Paris-Brest-Paris is being run August 20-24, 2007 and many of our customers and friends are riding. I case you don't know what PBP is, here is a description from the Randonneurs USA site:
First run in 1891, the 1200-kilometer Paris-Brest-Paris, or "PBP" as it is commonly called, is a grueling test of human endurance and cycling ability. Organized every four years by the host Audax Club Parisien, the Paris-Brest-Paris Randonneurs is the oldest bicycling event still run on a regular basis on the open road. Beginning on the southern side of the French capital, it travels west 600 kilometers to the port city of Brest on the Atlantic Ocean and returns along the same route. Today's randonneur cyclists, while no longer riding the primitive machines used a hundred years ago over dirt roads or cobblestones, still have to face up to rough weather, endless hills, and pedaling around the clock. A 90-hour time limit ensures that only the hardiest randonneurs earn the prestigious PBP finisher's medal and have their name entered into the event's "Great Book" along with every other finisher going back to the very first PBP. To become a PBP ancien (or ancienne for the ladies) is to join a very elite group of cyclists who have successfully endured this mighty challenge. No longer a contest for professional racing cyclists (whose entry is now forbidden), PBP evolved into a timed randonnée or brevet for hard-riding amateurs during the middle part of the 20th century.
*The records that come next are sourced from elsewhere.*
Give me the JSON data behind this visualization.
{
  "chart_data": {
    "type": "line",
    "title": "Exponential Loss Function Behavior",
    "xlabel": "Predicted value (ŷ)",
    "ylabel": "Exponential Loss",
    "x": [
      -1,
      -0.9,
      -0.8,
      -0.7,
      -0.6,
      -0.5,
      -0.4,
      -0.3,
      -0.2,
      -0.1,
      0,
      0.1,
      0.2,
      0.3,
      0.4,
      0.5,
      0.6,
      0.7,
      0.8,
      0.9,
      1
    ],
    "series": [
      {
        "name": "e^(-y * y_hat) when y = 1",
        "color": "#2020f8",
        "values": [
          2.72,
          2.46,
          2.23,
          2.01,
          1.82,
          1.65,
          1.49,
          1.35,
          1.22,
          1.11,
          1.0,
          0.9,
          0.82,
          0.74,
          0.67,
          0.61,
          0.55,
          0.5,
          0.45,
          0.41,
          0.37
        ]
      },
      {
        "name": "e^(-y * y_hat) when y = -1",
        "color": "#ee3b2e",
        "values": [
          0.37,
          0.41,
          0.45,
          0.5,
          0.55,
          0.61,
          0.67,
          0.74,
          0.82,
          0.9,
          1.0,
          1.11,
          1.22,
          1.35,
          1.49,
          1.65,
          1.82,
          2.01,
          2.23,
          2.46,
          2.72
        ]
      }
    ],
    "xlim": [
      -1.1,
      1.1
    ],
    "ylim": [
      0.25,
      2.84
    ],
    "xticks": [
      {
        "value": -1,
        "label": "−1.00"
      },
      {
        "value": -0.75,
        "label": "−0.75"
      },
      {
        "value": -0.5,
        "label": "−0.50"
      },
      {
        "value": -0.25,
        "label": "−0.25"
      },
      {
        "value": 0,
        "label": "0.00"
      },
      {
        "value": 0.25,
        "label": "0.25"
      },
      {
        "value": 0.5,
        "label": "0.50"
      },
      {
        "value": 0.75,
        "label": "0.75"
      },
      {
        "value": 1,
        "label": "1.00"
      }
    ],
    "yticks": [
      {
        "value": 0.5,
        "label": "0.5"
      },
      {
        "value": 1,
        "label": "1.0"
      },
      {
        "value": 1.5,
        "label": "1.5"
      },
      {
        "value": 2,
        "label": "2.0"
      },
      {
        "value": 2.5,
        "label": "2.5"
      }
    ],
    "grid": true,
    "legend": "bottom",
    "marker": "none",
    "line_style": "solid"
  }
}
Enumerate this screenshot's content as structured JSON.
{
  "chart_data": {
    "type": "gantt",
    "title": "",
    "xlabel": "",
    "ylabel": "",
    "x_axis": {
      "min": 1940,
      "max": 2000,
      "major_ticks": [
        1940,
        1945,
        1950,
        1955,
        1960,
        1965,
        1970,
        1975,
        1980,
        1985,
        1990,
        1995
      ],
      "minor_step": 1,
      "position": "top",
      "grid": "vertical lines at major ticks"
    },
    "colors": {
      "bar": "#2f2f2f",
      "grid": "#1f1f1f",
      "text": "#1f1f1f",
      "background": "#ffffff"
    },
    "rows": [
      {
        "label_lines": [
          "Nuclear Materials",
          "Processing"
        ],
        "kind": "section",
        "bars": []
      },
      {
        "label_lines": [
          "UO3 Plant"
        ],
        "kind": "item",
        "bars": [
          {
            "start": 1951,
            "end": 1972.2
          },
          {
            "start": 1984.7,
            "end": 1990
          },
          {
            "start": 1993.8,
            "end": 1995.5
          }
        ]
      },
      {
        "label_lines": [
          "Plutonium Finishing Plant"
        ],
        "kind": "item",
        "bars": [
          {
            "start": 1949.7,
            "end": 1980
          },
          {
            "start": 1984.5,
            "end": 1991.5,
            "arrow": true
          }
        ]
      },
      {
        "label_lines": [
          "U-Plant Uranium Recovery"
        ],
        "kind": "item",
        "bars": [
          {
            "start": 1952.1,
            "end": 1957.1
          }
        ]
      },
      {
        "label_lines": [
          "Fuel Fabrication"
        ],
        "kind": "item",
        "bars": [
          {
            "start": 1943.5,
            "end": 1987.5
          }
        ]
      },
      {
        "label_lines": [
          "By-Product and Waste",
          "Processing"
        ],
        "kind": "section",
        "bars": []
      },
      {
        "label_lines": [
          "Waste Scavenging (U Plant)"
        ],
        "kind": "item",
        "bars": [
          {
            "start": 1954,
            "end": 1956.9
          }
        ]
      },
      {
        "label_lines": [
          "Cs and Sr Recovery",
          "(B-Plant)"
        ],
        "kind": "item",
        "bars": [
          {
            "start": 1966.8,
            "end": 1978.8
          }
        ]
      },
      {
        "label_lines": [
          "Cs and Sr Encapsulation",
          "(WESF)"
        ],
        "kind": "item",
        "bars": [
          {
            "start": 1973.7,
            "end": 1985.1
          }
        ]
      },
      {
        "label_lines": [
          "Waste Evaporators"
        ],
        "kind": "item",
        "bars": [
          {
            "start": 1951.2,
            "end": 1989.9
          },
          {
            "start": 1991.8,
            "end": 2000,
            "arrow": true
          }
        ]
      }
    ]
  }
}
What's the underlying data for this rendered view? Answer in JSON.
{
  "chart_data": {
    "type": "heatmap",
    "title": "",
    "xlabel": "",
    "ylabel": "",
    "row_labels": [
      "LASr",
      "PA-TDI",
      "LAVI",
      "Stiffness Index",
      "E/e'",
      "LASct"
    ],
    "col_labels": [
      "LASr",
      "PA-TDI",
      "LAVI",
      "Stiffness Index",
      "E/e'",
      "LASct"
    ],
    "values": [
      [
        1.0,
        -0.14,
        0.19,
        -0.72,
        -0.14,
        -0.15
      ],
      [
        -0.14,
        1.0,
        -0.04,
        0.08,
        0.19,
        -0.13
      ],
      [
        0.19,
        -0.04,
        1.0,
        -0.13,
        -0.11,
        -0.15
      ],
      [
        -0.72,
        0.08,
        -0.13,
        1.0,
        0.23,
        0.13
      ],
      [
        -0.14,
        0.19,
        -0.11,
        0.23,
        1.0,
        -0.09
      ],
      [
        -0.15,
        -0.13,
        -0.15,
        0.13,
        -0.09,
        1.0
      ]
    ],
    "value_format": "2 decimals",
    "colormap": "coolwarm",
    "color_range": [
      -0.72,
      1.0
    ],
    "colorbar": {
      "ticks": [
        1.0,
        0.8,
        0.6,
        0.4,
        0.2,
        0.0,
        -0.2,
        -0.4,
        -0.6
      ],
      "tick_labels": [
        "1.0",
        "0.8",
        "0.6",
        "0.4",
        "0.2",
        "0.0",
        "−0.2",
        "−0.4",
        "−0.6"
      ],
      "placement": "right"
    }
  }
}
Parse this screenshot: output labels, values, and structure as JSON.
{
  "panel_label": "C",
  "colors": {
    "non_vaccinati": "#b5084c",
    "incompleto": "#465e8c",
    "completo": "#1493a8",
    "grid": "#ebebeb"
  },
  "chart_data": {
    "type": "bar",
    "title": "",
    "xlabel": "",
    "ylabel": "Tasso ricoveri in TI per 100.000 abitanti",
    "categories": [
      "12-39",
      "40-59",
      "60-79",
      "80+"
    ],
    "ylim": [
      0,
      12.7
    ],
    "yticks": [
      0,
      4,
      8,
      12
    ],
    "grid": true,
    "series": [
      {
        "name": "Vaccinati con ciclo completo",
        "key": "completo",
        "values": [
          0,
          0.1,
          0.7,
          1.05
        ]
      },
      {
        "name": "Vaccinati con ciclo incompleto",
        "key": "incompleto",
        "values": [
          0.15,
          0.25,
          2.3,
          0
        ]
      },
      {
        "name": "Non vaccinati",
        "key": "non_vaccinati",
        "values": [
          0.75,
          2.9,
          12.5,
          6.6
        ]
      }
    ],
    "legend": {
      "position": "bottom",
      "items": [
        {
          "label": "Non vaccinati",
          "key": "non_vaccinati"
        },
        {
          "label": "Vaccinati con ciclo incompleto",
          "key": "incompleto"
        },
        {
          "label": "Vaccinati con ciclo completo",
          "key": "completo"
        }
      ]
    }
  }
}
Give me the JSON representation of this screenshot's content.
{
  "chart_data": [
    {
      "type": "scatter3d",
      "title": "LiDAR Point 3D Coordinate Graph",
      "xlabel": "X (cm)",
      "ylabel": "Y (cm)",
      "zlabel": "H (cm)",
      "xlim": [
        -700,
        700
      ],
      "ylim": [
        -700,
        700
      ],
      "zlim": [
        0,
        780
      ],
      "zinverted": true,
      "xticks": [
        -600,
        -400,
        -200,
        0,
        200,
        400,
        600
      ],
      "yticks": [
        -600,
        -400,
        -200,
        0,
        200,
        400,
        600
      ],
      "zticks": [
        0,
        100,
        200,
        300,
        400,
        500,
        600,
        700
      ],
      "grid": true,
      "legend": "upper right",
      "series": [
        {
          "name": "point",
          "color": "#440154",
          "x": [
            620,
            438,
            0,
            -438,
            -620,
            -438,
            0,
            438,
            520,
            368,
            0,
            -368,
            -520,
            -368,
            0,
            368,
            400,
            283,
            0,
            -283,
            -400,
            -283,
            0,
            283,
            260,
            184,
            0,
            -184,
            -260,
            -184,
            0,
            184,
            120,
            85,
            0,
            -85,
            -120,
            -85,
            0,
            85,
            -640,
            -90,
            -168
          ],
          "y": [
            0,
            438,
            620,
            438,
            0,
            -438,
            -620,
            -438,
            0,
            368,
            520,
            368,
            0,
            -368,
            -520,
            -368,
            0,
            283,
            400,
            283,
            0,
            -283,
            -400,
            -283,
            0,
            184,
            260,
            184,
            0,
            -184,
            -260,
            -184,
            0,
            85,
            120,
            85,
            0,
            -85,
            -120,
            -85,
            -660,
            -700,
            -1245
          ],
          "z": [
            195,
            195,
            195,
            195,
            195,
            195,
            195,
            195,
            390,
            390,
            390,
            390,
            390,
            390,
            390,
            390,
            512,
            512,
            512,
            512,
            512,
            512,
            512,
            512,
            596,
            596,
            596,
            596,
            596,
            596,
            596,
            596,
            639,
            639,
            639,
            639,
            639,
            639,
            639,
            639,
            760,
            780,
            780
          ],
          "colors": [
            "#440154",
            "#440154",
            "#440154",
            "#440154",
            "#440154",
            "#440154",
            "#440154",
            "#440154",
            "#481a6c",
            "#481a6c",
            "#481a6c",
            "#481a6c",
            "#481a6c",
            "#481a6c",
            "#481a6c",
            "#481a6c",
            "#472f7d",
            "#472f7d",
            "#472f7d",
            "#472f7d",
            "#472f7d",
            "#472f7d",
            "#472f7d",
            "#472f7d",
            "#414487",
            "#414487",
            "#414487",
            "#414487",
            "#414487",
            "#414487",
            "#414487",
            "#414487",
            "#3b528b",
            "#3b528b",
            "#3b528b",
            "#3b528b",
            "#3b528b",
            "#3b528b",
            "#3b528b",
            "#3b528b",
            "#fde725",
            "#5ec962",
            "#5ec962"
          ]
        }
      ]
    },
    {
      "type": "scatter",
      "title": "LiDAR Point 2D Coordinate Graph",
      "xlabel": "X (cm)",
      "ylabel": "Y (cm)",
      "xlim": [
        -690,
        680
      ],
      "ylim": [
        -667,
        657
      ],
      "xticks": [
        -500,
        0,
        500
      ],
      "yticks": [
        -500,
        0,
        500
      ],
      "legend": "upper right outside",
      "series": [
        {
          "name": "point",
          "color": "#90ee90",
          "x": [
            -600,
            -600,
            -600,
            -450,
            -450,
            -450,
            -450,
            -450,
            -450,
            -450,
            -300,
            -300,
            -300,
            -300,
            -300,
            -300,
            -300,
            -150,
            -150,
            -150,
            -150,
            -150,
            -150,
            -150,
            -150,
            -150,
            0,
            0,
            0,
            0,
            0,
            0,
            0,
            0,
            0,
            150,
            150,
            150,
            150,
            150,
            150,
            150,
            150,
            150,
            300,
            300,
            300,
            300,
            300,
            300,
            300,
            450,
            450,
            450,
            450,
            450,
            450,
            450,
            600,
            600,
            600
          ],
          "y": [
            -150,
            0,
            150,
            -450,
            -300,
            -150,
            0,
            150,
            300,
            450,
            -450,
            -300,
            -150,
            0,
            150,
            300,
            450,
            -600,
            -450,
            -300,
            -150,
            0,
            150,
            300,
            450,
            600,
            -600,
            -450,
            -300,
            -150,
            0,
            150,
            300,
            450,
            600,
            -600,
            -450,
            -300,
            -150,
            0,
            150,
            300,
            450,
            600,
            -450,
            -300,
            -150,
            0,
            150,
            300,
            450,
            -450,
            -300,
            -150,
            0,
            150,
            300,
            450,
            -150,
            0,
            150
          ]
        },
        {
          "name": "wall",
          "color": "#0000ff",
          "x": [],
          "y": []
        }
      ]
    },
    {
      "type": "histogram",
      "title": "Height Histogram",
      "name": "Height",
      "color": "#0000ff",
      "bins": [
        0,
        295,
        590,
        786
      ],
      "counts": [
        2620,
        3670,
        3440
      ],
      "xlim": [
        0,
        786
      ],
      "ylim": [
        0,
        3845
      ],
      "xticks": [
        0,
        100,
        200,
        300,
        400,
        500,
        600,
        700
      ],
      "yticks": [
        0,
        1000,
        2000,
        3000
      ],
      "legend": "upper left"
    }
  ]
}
The event is held in August every four years.You can track riders through the official PBP site. Yes, we'll be watching you.
Many folks have e-mailed me asking what bike related things to do while in Paris. My advice is not to do anything bike related! You'll be riding 1200 bloody kilometers; forget about bikes for a few days and enjoy the city of light. Eat, drink, walk, go to museums, sit in cafes. That's what Paris is about.
First, to get into the mood, go see Ratatouille (the film) and count the 2CVs. Even the French love this film. I took my 7-year old to see it and it was great.
One of my favorite restaurants in Paris is Aux Charpentiers, 10 Rue Mabillon, 6e, where, if you look confused enough, the chef/owner, clad in jeans and a tweed jacket, will graciously help you with your meal.
Eat the bread from Poilâne bakery or one of the other great Parisian bakeries. You will be astounded. If you ask nicely they'll let you go down into the basement bakery.
Not all great food in Paris is French. Try Bouillon Racine for superb Belgian cuisine and the best Creme brulee in the world (according to Annette).
If you enjoy art, take the short trip to Giverny and visit Monet's house and gardens, a truly magic place, as well as the The American Art Museum and the Vernon Museum. Giverny is one of my favorite towns in the entire world.
If you must do something bike related, ride around on one of the new rental bikes that are everywhere. Check out this article from today's Guardian. By the way, the Alex Singer shop is closed for vacation during August and I've never bothered to visit any other bike shops in Paris. But you can get quite an education in city bikes by just noticing what's parked on the street. I've seen plenty of neat constructuer frames by just wandering around, but expect them to look well used; they are.
Finally, good luck to Ralph (and/or Joel), Jan, Ed, Chris, Mike, David, and everyone else who's riding PBP.
Does anyone else have favorite spots in or around Paris?